Query Methods

TL;DR

The most basic way to expose your canister's functionality publicly is through a query method. Here's an example of a simple query method named getString:

import { Canister, query, text } from 'azle/experimental';

export default Canister({
    getString: query([], text, () => {
        return 'This is a query method!';
    })
});

Query methods are defined inside of a call to Canister using the query function.

The first parameter to query is an array of CandidType objects that will be used to decode the Candid bytes of the arguments sent from the client when calling your query method.

The second parameter to query is a CandidType object used to encode the return value of your function to Candid bytes to then be sent back to the client.

The third parameter to query is the function that receives the decoded arguments, performs some computation, and then returns a value to be encoded. The TypeScript signature of this function (parameter and return types) will be inferred from the CandidType arguments in the first and second parameters to query.

getString can be called from the outside world through the IC's HTTP API. You'll usually invoke this API from the dfx command line, dfx web UI, or an agent.

From the dfx command line you can call it like this:

dfx canister call my_canister getString

Query methods are read-only. They do not persist any state changes. Take a look at the following example:

import { Canister, query, text, Void } from 'azle/experimental';

let db: {
    [key: string]: string;
} = {};

export default Canister({
    set: query([text, text], Void, (key, value) => {
        db[key] = value;
    })
});

Calling set will perform the operation of setting the key property on the db object to value, but after the call finishes that change will be discarded.

This is because query methods are executed on a single node machine and do not go through consensus. This results in lower latencies, perhaps on the order of 100 milliseconds.

There is a limit to how much computation can be done in a single call to a query method. The current query call limit is 5 billion Wasm instructions.
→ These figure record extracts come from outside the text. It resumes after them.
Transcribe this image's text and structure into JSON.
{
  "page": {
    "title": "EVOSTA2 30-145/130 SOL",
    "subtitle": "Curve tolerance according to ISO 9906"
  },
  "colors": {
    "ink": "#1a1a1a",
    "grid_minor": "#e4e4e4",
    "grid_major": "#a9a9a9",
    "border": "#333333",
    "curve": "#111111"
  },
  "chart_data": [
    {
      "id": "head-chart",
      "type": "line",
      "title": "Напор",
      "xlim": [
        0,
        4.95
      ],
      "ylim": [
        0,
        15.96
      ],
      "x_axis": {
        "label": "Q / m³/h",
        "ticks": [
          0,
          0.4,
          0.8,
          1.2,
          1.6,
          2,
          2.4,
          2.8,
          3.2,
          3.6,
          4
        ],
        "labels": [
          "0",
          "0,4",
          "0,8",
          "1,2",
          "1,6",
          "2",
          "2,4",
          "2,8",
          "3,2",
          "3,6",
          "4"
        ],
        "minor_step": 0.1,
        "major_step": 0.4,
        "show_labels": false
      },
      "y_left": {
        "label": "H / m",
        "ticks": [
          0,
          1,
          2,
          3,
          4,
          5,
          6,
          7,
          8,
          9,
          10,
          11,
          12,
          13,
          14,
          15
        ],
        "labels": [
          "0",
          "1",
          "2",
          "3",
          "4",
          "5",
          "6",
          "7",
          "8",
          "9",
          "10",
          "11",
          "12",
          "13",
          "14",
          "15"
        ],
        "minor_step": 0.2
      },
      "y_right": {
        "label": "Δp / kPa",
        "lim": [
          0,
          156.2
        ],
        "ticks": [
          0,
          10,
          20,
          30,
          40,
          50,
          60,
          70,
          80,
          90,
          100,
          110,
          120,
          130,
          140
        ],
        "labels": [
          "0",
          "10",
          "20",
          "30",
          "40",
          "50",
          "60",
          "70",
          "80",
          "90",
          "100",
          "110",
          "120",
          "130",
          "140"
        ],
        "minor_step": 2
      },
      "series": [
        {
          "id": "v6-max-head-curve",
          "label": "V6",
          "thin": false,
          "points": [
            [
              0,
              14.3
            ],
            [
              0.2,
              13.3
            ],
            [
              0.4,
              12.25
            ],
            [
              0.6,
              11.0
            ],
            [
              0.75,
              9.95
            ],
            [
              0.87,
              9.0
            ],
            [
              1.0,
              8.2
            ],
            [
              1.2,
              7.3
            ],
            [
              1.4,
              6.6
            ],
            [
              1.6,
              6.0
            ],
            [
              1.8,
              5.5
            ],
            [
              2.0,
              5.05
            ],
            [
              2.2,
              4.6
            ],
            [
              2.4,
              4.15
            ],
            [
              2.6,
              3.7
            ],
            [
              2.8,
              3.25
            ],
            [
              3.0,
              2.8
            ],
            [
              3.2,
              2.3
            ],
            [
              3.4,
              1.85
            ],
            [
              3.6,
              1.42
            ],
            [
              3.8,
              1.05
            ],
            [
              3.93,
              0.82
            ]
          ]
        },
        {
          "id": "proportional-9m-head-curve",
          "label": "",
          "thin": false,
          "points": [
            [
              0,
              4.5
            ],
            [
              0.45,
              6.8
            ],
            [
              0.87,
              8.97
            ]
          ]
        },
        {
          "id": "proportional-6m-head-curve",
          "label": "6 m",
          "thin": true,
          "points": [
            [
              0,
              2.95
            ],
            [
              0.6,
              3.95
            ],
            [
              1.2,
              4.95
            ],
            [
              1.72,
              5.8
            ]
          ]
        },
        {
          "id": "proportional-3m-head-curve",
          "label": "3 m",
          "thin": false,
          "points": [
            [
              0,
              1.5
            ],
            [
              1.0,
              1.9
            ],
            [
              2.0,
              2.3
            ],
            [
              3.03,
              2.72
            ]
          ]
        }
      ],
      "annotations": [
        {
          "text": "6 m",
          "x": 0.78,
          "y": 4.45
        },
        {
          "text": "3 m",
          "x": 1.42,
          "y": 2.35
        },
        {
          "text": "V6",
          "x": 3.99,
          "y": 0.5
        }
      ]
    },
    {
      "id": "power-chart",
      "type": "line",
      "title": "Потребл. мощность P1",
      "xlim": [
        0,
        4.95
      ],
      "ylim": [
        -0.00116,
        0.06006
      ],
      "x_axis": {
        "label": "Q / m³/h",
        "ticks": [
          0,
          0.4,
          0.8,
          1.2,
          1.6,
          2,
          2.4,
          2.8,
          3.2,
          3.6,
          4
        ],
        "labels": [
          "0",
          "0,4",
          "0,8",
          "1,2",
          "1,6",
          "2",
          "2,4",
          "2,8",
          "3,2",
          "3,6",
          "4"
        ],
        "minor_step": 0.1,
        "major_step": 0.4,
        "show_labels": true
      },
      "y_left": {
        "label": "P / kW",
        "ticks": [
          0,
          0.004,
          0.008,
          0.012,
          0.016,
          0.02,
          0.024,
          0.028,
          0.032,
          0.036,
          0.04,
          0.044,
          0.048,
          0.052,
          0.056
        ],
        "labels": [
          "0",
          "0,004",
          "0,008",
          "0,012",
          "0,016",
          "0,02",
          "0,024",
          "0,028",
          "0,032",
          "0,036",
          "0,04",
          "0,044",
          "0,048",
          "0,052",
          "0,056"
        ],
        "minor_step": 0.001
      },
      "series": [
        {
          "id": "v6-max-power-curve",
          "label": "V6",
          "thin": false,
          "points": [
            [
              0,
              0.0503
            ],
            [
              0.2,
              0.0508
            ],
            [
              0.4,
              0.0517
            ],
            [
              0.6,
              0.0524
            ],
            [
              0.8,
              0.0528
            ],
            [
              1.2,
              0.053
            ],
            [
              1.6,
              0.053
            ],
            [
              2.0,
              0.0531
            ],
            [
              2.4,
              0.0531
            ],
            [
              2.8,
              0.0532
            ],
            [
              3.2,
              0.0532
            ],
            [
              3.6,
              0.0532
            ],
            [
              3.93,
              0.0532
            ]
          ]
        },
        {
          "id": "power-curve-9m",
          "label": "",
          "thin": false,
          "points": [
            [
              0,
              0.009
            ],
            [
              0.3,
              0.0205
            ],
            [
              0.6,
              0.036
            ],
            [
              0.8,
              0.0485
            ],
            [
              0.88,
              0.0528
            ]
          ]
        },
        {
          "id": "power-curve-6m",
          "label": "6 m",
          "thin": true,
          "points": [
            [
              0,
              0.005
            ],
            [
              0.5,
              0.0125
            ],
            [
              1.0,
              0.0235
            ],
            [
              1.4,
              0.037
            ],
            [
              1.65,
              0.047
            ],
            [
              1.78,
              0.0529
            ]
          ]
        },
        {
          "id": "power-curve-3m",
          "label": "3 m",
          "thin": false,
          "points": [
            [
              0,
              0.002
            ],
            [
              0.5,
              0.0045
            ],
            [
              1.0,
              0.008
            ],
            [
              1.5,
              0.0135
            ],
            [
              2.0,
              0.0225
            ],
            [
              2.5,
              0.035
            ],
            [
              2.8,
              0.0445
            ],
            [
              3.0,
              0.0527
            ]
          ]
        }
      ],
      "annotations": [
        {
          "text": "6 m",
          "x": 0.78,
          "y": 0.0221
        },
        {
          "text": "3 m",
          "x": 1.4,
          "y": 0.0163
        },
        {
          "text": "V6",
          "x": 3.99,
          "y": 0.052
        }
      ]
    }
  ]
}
Here's an example of a query method that runs the risk of reaching the limit:

import { Canister, nat32, query, text } from 'azle/experimental';

export default Canister({
    pyramid: query([nat32], text, (levels) => {
        return new Array(levels).fill(0).reduce((acc, _, index) => {
            const asterisks = new Array(index + 1).fill('*').join('');
            return `${acc}${asterisks}\n`;
        }, '');
    })
});

From the dfx command line you can call pyramid like this:

dfx canister call my_canister pyramid '(1_000)'

With an argument of 1_000, pyramid will fail with an error ...exceeded the instruction limit for single message execution.

Keep in mind that each query method invocation has up to 4 GiB of heap available.

In terms of query scalability, an individual canister likely has an upper bound of ~36k queries per second.